Let $G$ be finite group and $H$ its subgroup. We assume that everywhere the base field is $\mathbb{C}$. For any characters $\phi$ of $G$-representation and $\psi$ of $H$-representation Frobenius reciprocity states that: $$ \langle Ind^G_H(\psi), \phi \rangle_G = \langle \psi, Res^G_H(\phi) \rangle_H \qquad (1) $$ In particular, this means that multiplicity of $G$-representation in induction of $H$ is equal to the multiplicity of $H$-representation in the restriction of $G$-representation (correct me please if I am wrong somewhere).
Now, let $G$ be reductive Lie group and $H$ its Lie subgroup. Since any $G$-representation is also an $H$-representation, we may define restriction of $G$-representation to subgroup $H$, which will decompose into direct sum of $H$-irreducibles with some multiplicities.
Question: Is there an induction process that builds $G$-representation by given $H$-representation (1)? Does this works?
Yes, there is.

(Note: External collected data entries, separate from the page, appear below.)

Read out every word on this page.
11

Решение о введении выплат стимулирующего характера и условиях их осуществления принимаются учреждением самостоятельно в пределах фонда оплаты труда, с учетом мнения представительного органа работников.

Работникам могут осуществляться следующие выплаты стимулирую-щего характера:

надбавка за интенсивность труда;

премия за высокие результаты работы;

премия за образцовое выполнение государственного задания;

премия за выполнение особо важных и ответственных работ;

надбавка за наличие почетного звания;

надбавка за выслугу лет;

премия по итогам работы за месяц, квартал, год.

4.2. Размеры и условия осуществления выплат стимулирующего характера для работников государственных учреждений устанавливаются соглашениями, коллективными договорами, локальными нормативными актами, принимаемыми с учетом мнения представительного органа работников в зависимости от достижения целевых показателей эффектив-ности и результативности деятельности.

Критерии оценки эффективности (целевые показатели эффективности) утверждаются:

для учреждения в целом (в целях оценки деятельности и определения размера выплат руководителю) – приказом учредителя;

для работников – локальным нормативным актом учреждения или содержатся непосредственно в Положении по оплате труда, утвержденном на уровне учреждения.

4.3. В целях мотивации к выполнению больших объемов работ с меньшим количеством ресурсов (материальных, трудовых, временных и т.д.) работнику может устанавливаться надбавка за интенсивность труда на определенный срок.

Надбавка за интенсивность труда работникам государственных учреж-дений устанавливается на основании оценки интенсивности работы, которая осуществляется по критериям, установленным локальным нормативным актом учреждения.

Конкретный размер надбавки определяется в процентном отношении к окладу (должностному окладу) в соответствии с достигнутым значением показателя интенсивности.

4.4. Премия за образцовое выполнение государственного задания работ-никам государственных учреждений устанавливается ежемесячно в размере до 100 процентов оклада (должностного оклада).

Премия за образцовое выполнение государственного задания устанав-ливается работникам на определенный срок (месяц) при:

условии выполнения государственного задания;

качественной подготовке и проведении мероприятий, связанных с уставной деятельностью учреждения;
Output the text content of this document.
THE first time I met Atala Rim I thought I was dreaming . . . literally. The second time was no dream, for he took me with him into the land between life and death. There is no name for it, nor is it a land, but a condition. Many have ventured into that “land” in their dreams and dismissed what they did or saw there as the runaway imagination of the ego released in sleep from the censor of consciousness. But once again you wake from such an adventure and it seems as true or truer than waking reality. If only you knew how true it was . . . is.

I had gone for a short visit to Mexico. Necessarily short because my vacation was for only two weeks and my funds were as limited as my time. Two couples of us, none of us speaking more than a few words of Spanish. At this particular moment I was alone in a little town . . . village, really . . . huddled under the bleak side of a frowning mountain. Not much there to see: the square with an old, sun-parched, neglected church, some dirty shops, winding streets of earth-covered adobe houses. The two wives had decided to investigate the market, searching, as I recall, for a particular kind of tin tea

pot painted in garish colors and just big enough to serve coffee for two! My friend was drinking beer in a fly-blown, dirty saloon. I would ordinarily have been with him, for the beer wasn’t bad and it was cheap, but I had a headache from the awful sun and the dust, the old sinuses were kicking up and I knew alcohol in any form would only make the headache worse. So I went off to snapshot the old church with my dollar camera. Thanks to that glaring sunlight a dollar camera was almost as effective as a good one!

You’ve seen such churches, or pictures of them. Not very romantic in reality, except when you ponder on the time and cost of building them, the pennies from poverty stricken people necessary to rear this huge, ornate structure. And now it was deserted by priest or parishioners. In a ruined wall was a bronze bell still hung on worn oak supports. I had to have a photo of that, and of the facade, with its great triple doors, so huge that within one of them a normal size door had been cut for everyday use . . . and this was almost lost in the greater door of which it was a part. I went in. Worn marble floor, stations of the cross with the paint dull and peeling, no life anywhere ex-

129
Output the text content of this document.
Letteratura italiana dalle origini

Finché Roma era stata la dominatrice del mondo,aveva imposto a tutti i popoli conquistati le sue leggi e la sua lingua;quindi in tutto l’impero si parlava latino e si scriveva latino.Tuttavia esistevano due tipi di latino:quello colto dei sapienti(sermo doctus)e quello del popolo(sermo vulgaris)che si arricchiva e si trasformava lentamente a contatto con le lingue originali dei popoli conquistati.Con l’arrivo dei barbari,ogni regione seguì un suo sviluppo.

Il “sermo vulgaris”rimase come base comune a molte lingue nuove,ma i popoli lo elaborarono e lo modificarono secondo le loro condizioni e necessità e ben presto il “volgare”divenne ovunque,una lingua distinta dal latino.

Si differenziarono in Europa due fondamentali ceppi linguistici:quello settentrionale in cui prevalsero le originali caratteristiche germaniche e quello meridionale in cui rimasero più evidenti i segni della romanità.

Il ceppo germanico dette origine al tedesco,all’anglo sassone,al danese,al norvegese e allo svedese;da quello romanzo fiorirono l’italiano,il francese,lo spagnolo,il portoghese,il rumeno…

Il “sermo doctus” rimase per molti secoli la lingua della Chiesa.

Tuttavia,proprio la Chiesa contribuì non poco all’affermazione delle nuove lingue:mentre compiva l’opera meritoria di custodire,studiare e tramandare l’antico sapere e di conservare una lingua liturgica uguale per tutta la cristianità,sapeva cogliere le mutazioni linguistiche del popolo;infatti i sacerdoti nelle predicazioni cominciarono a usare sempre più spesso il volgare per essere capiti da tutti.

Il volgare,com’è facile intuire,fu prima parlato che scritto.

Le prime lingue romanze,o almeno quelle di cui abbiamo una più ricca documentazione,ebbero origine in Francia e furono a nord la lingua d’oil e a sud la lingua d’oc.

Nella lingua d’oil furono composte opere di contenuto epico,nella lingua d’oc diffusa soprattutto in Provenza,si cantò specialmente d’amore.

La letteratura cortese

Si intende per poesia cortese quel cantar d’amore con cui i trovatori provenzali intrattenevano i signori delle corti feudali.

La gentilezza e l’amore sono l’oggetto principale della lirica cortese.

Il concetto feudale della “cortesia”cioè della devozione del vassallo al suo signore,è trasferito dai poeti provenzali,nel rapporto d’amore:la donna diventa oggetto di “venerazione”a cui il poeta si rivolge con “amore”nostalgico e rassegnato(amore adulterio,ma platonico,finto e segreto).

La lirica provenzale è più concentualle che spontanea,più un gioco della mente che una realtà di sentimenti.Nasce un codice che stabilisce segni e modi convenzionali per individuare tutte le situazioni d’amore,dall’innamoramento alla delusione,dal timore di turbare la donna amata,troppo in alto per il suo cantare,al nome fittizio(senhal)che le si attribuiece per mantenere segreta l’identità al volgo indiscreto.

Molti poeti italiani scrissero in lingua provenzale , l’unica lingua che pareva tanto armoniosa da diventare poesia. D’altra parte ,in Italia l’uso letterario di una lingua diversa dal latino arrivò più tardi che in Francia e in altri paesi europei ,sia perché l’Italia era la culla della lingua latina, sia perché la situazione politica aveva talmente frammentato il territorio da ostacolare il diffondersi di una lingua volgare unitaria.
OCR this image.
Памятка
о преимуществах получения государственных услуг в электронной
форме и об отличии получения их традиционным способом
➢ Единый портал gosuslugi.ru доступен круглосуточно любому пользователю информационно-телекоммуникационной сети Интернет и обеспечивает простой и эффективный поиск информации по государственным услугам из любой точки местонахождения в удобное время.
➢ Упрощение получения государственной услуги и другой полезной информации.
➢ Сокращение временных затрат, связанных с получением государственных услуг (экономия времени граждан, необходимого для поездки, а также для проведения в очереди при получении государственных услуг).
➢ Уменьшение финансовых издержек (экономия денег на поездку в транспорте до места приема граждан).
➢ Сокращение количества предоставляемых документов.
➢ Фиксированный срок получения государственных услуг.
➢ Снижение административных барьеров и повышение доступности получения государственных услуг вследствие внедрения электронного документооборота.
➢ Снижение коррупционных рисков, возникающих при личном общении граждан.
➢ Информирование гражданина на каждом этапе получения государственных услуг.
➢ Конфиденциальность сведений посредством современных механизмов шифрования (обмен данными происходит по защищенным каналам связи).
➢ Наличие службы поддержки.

Given a representation $\rho: H\to GL(V)$ you can define $Ind_H^G(\rho)$ to be the space of continuous functions $f:G\to V$ such that $f(gh) = \rho(h^{-1})f(g)$ for $h\in H$ and $g\in G$.
$G$ acts on this space via $(g\cdot f(g'))=f(g^{-1}g').$
Even in this setting, the statement of Frobenius reciprocity holds.